Understanding KH & GH ranges
Today I picked up my first KH & GH test kit. It's an API liquid test kit. I'm not sure I'm performing the test correctly.

For KH it says to put a drop at a time until the water changes to bright yellow. It took my tank water 4 drops so according to the way I'm reading the chart it puts the water at 71.6 ppm which translates to 5 degrees?

For GH it says a drop at a time unril water changes from orange to green. It took 15 drops to go from orange to green and the chart only goes up to 12 drops. Does this mean +400 ppm which translates to 22 degrees plus?

Am I doing this all wrong or do I need to get an easier to understand test kit? Yikes...does mean I'm going to have to go to R/O water?

Thanks for any & all help....kym

aunt kymmie 08-26-2008 11:07 PM

Forgot to mention that my Ph is 7.8. All other parameters (amm, trites & trates) are perfect...

iamntbatman 08-26-2008 11:25 PM

Sorry to say that I can't offer much help. I've never tested any of my water for KH, and I have two bottles of GH tester but I never actually use it. I used it once when I moved my tanks to the new place to make sure the water here wasn't at one of the extremes, but I haven't touched it since. I know, I know, I'm a terrible fishkeeper, but as I don't have any sort of fish that really require the extremes of soft or hard water, I haven't bothered with it. My water is soft enough that my ram and other softwater fish seem to be thriving, but my very quickly growing mystery snail juveniles have no signs of pitting and have some very smooth, colorful shells so I guess I'm in the zone.

aunt kymmie 08-26-2008 11:36 PM

Thanks for the info. Maybe I shouldn't have bothered with the test...ignorance is bliss!

qpc68 08-27-2008 07:13 AM

I have a similar test kit for both KH and GH. It sounds like you performed it right. We must both have very extreme water conditions! My water is relatively soft (GH = 4 dgh) but my KH is through the roof. I think it took 20+ drops! In your case, your water seems to be extremely hard. Whether or not you need to factor this in when considering fish really depends on the fish and where they're coming from.

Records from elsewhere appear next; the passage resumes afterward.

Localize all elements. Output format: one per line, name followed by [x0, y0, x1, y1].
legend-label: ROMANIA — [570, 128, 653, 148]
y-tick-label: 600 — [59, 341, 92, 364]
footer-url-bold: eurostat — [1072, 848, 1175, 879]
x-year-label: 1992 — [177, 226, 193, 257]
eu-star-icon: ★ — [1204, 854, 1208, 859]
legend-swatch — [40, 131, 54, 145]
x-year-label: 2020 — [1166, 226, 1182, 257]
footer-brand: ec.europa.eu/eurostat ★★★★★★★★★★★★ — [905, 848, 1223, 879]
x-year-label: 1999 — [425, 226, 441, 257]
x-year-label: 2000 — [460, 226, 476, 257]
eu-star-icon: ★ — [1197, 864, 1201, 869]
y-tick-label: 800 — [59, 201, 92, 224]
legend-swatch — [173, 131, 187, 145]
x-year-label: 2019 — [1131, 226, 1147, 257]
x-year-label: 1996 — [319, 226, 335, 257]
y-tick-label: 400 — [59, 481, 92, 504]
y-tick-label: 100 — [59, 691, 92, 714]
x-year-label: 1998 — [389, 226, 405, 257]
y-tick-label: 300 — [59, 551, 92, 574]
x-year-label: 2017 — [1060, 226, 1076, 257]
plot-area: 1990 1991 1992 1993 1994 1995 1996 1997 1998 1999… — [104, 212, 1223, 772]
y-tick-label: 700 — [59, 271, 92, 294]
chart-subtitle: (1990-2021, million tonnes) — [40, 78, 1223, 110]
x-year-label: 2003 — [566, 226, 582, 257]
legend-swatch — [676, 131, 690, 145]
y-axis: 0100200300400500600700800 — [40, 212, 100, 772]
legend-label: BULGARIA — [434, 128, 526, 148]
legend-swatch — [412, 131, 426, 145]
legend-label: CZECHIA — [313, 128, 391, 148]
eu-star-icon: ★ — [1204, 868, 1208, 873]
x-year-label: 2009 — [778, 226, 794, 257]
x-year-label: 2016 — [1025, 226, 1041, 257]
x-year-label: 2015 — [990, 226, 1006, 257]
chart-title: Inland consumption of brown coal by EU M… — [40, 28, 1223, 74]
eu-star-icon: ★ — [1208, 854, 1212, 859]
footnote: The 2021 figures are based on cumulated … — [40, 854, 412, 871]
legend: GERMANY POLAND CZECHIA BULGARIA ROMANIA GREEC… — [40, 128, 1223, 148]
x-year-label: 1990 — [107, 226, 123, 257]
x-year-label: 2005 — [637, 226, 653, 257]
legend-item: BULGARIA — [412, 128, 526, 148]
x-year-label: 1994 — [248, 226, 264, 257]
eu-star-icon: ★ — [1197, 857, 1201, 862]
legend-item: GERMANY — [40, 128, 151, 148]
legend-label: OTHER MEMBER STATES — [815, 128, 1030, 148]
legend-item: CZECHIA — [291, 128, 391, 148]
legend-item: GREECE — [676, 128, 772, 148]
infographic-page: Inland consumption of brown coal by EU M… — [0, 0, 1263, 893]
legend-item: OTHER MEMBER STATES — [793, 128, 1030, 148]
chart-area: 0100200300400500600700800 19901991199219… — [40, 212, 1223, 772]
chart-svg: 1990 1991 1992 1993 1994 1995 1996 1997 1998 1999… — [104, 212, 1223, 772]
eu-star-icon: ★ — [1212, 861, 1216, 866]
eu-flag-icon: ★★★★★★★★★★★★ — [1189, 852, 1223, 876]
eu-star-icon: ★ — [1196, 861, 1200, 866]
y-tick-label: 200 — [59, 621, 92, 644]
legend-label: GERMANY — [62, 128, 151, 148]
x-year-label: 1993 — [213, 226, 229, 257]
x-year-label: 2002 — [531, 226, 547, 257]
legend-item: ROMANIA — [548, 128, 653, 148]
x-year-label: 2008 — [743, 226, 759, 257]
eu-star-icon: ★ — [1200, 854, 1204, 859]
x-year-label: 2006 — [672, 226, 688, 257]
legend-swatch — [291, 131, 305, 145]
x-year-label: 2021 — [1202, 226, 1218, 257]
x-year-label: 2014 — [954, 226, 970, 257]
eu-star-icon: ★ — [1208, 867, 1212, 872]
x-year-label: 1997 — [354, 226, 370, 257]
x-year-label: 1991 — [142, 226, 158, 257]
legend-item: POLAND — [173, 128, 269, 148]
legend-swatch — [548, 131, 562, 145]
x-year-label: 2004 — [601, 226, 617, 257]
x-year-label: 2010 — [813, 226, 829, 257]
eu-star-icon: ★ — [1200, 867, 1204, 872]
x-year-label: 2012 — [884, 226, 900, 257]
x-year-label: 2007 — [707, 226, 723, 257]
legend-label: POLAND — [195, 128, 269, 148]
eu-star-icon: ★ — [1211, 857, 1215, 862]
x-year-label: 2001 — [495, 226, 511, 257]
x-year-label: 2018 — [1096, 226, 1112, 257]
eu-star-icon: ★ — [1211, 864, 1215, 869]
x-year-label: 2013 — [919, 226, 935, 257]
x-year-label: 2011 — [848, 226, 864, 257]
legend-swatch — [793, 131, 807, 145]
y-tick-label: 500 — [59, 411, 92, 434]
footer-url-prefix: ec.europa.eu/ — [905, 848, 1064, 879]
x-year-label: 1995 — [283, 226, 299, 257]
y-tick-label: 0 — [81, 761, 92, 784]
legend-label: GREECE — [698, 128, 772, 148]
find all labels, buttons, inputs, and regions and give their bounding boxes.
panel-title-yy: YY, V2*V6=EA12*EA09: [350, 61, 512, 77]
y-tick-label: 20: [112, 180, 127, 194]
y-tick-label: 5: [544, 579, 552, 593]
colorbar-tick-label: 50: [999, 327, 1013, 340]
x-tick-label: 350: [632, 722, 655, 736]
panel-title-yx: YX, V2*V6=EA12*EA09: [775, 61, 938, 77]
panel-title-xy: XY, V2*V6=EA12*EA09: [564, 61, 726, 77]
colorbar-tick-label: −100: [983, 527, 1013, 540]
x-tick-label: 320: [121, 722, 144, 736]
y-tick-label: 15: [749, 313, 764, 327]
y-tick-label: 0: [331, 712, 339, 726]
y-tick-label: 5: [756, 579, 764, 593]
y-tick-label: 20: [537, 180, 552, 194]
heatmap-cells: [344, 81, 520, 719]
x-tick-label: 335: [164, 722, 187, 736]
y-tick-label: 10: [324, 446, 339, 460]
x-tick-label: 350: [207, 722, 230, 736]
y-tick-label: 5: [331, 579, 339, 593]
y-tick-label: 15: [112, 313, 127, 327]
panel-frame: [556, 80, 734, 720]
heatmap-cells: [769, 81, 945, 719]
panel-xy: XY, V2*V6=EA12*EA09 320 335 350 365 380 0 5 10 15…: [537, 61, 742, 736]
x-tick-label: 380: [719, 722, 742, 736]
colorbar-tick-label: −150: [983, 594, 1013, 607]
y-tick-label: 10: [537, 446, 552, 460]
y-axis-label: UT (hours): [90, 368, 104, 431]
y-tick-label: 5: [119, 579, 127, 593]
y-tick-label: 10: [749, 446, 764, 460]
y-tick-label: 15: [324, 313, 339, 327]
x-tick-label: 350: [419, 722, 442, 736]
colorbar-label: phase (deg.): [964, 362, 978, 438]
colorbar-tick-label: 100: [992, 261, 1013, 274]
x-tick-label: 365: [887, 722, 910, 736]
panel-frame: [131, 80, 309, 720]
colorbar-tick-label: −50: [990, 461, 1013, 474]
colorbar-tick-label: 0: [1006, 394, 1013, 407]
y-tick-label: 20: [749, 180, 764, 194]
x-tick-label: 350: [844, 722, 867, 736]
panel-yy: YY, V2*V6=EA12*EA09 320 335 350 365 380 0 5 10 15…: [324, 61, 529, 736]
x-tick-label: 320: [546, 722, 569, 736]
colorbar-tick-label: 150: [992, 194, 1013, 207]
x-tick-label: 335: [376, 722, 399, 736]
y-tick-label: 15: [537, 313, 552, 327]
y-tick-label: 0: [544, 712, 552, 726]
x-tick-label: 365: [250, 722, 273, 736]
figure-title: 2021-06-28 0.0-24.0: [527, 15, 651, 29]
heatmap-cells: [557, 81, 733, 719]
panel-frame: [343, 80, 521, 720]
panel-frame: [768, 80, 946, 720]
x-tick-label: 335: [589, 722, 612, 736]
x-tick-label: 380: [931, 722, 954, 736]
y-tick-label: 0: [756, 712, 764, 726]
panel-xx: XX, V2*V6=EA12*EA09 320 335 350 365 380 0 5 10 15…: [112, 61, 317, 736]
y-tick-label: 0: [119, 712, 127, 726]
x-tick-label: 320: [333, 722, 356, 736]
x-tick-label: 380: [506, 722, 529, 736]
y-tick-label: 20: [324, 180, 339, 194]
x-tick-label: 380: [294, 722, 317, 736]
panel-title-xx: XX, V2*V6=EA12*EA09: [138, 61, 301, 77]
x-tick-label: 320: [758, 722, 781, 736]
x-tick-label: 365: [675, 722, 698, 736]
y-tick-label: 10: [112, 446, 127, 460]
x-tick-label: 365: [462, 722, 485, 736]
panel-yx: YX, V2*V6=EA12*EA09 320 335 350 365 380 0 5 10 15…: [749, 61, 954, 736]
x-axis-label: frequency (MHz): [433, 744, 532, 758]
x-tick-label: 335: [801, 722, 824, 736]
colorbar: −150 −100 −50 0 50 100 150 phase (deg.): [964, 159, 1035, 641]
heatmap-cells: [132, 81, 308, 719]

aunt kymmie 08-27-2008 01:10 PM

Yes, it's all rather confusing to me. My tank has been established for months, all inhabitants are doing very well. I only planted the tank 15 days ago but so far the plants are doing well. I'm not sure if I need to do anything to rectify the hardness issue.

This morning I went around testing all the water sources I had besides the tank water: my tap water, bottled spring water, the DI water....none of the results made any sense to me.

Hopefully someone will be able to enlighten me??? Hope so.....

qpc68 08-27-2008 01:45 PM

Your best bet is to google it and read all the technical data about it. Took me a few times and a few questions to get it all down.

Basically, the main point of carbonate hardness, KH, is to keep the PH from making wild swings. The higher the KH, the less chance your PH will swing. In your case, your KH is fairly low. This doesn't mean your PH will change for no reason, however if the right factors are in place your PH is liable to shift which IS extremely harmful to fish. However, if your KH is too high (like mine) your PH is extremely difficult to alter.

GH, or general hardness, is what determines the softness or hardness of your water. Most species of tank raised fish are fine with soft or hard water as long as they are acclimated properly. However, certain wild caught species can be extremely sensitive to water that is significantly different than their natural environment.